鷹野は優秀な医学研究者ではあったが、社会学者でもなく生態学者でもなかった。純粋種で構成された集団などというものは存在せず、雛見沢出身者・雛見沢縁者といった分類が実際には曖昧な境界上にしか成立していないことをよく理解していなかった。何をもって雛見沢出身者とするかは実際には定かではない。出生地か血統か居住年数かその他の分類により区分されるのか。視点の差異によって、同一集団として見做されたり排除されたりする、集団の境界・周縁に存在する彼らの存在こそが鷹野の説を破綻させる存在だった。雛見沢出身者は発症するという単純な鷹野の分類法では境界人たる彼らが発症するのかどうか言及できない。
  また鷹野は自分自身を雛見沢出身者であるとは考えていなかったが、雛見沢に5年以上生活拠点を置き続けた彼女は、雛見沢外部の人間から見れば立派な雛見沢住民、出身者だった。鷹野の仮説は、『東京』や政府関係者には彼女自身も含めて滅菌せよと言っている様にしか聞こえなかった。鷹野はそのことを理解していなかった。

 鷹野は自ら梨花を殺害し自説の正しさを証明しようとした。しかし、満足いく結果が出なかった為に自説と再度向き合わなければならなくなった。そして時が経つに連れ、鷹野は自説を取り下げなければならないと考えるようになった。だが自説を取り下げるということは、村人殺害を行うに当たって唯一の大義名分であった治安維持の為という名目さえ無くしてしまうことになる。2千人以上の人間をただの勘違いで殺害するように進言したと認めるには鷹野の精神はあまりにも脆弱過ぎた。
  鷹野は滅菌後の世界において自身の仮説が正しくなかったと考えつつもそれを認める勇気を持たなかった。必死になって自説が正しかった証拠を探し出そうとし、その度に逆の結果を見せ付けられた。苦悩と挫折を重ねて膝を抱えて蹲ることが増えていった。もっとも雛見沢症候群の真相を本気で考えている人物など鷹野を除いて1人も存在しなかった。

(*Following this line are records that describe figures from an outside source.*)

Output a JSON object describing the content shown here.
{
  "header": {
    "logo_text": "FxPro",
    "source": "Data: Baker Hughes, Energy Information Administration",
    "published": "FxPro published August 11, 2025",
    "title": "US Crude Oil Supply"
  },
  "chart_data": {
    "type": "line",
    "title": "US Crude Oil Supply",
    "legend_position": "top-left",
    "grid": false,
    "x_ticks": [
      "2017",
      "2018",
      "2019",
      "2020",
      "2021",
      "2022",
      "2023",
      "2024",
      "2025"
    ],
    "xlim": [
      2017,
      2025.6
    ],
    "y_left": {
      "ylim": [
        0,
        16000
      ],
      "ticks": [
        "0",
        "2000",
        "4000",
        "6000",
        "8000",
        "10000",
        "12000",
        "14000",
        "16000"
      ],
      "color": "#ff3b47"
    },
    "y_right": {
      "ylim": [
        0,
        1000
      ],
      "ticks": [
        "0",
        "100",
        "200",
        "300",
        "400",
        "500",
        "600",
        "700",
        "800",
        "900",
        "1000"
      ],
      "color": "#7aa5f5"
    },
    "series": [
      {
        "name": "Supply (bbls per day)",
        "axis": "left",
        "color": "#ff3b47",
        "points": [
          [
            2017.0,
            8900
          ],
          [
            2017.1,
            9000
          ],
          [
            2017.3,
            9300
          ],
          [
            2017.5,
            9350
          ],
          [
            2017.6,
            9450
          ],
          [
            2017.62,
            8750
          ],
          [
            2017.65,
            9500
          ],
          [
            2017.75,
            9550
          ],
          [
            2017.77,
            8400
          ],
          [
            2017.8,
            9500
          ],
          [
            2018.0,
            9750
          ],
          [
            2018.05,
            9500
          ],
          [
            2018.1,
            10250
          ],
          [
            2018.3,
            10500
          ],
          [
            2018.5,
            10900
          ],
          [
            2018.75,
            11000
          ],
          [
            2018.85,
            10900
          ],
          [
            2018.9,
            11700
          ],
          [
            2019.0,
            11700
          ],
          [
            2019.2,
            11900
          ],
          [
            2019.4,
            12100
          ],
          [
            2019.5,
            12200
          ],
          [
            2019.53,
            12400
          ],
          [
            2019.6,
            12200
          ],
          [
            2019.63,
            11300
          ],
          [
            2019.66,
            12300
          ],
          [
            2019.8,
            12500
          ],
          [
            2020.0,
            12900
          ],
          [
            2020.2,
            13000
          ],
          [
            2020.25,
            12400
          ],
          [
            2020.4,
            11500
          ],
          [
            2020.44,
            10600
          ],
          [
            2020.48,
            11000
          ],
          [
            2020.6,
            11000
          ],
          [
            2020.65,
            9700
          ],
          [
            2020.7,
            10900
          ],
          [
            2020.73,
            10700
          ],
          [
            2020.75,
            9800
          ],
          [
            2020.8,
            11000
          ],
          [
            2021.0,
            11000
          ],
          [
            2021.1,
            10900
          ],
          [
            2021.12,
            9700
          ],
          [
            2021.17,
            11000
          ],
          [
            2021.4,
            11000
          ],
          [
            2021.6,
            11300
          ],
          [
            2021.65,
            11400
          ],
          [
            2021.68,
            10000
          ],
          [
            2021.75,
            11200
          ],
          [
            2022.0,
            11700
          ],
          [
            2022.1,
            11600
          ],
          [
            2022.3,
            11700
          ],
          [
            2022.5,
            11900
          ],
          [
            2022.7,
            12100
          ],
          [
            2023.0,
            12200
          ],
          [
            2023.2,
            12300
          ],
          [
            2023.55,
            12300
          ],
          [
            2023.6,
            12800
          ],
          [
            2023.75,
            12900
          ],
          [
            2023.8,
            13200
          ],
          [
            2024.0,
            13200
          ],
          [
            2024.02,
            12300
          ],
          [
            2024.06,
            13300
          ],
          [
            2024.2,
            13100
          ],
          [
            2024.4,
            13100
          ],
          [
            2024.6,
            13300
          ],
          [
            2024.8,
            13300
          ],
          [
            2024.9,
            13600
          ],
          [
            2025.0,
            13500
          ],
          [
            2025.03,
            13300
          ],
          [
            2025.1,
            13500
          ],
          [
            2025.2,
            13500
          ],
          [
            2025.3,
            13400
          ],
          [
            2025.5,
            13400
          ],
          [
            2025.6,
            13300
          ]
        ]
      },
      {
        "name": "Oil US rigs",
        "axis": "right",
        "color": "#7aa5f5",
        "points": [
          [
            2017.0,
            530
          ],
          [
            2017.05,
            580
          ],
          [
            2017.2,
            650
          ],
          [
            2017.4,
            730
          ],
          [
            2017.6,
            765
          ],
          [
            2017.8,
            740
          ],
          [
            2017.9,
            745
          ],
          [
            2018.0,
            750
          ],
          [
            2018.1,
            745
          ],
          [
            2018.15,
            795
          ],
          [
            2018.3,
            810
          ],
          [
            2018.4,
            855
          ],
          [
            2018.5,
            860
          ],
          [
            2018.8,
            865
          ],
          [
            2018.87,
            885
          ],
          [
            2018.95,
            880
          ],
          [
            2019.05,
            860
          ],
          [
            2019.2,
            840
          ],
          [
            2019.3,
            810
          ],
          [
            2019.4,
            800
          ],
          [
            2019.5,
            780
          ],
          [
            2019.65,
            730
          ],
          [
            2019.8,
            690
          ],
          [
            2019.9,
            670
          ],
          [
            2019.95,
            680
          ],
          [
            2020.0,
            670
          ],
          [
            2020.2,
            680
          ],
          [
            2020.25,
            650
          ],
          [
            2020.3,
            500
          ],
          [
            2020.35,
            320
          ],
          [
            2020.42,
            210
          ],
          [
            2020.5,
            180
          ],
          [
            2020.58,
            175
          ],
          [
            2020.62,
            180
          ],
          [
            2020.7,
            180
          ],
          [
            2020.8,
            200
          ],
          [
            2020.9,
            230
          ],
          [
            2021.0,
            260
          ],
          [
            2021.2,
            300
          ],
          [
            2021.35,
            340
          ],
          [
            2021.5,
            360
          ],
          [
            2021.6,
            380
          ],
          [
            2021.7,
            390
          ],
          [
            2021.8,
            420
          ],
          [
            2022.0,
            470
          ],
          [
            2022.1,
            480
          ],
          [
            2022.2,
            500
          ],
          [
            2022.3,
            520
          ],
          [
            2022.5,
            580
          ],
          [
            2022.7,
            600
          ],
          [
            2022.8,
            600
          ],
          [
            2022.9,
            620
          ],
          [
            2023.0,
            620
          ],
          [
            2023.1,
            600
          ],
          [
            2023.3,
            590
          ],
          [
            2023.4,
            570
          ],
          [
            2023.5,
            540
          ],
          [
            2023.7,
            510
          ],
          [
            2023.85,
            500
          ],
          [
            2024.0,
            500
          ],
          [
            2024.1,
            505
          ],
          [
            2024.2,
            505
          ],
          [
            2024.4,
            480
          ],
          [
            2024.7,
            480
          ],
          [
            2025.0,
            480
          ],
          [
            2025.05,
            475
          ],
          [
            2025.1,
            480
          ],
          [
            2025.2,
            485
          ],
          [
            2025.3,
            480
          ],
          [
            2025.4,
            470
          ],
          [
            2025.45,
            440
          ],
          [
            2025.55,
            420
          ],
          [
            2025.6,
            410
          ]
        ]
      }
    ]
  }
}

雛見沢症候群の真相を知りたがっている者が数多く存在する筈だという仮定でさえ鷹野の頭の中で作り上げられた絵空事でしかなかった。
  愛する富竹を自ら手に掛け、自らの学説も信じることができなくなり、殺人者としての自分と向き合わざるを得なくなった鷹野。彼女は時間の経過と共にますます自分の死を渇望するようになった。だが彼女には自殺をする程の行動力も勇気もなく、ただ誰かが自分を楽に殺してはくれないだろうかと願っていた。

 自らの死を願っていた鷹野の元に意外な情報が舞い込んで来たのは滅菌作戦実行から2ヶ月ほど経った8月中旬のことだった。
「へぇー。野村、死んだんだ」
  テレビ報道を通じて野村の死亡が伝えられた。民放テレビ局の早朝ニュース番組の交通事故に関する報道の一幕での出来事だった。
  それは1分にも満たない短いニュースだった。鷹野が知る野村とは名前も職業も違っていたが、テレビ画面に映し出されたのは確かに野村の顔写真だった。そのニュースを見て鷹野はひどく納得がいった。
「やっぱり野村も消されたのね」
  鷹野には野村に対して哀れむ気持ちは少しも浮かんで来なかった。

 野村は今回の滅菌作戦の黒幕だった。彼女は、自らは表舞台に決して現れず、極秘裏に鷹野に接近して滅菌作戦の話を持ち掛け、その責任者に仕立て上げた。そして鷹野の研究成果を利用しながら総理に滅菌作戦の実行を迫った。全ては滅菌作戦発動による政界の混乱とその収束を通じて自己の利益を得る為に。
  野村は作戦の提案者として鷹野を、作戦の認可者として総理をそれぞれ目に見える責任者に仕立て上げ、自分を責任とは無縁の安全地帯に置いた。だが、自分が安全地帯にいるとは野村が自分でそう思い込んでいただけのものであり、政府や『東京』の全ての構成員の保証を受けたものではなかった。滅菌作戦はその実行と隠蔽により『東京』内部の勢力変動などによって利益を得た者がいる一方、損益を被った者も多かった。損失を被った者が、総理への作戦の進言者である野村に対してどのような感情を抱くかなど想像に難くない。野村は総理に直接進言できるほど強大な力を有していた為に、自身が思うよりもその存在が知れ渡っていた。大き過ぎる力が仇となった。
  野村は滅菌作戦を通じて利益を得た者からの庇護を計算に入れていた。だが、その庇護が『東京』の鷹野に対する庇護の形態と何ら変わらないものであったことまでは読み切れていなかった。即ち、用が済み処分されるまでの監視作業でしかなかったことに。
  野村は鷹野さえ処分すれば自分には害が及ばない筈だという楽観的な読み間違いをしてしまった。権力者達の間に潜む“ぬえ”はいくら権謀術数に長けているとはいえ1人の思惑通りには動いてくれない。2千人以上を殺害した滅菌作戦は何としてもその真相を歴史の闇に葬らなければならないものだった。その為ならば作戦に関わった中心人物達を何人か死亡させた所で大した問題にならないと政府も『東京』も認識していた。その結果が野村の交通事故に偽装した始末だった。
 
  鷹野にとって意外だったのは野村の死が自分よりも先にもたらされたことだった。責任追及の手順としては、まず現場の責任者である自分が消され、その次に自分の背後で暗躍していた野村が実質的な総責任者として消される順序になるだろうと予想していた。しかし野村が先に消された。それは彼女が先に死ぬことにより得をする者がいるからだろうと考えた。しかし、それが誰であり、どんな利益なのか鷹野には皆目見当が付かなかった。だが野村が消された以上自分が消されるのは時間の問題であり、自分の死が迫っているのは間違いないと感じていた。鷹野にとってはそれがわかれば十分だった。
  そして、野村の死を契機に鷹野は人生最後の行動を起こした。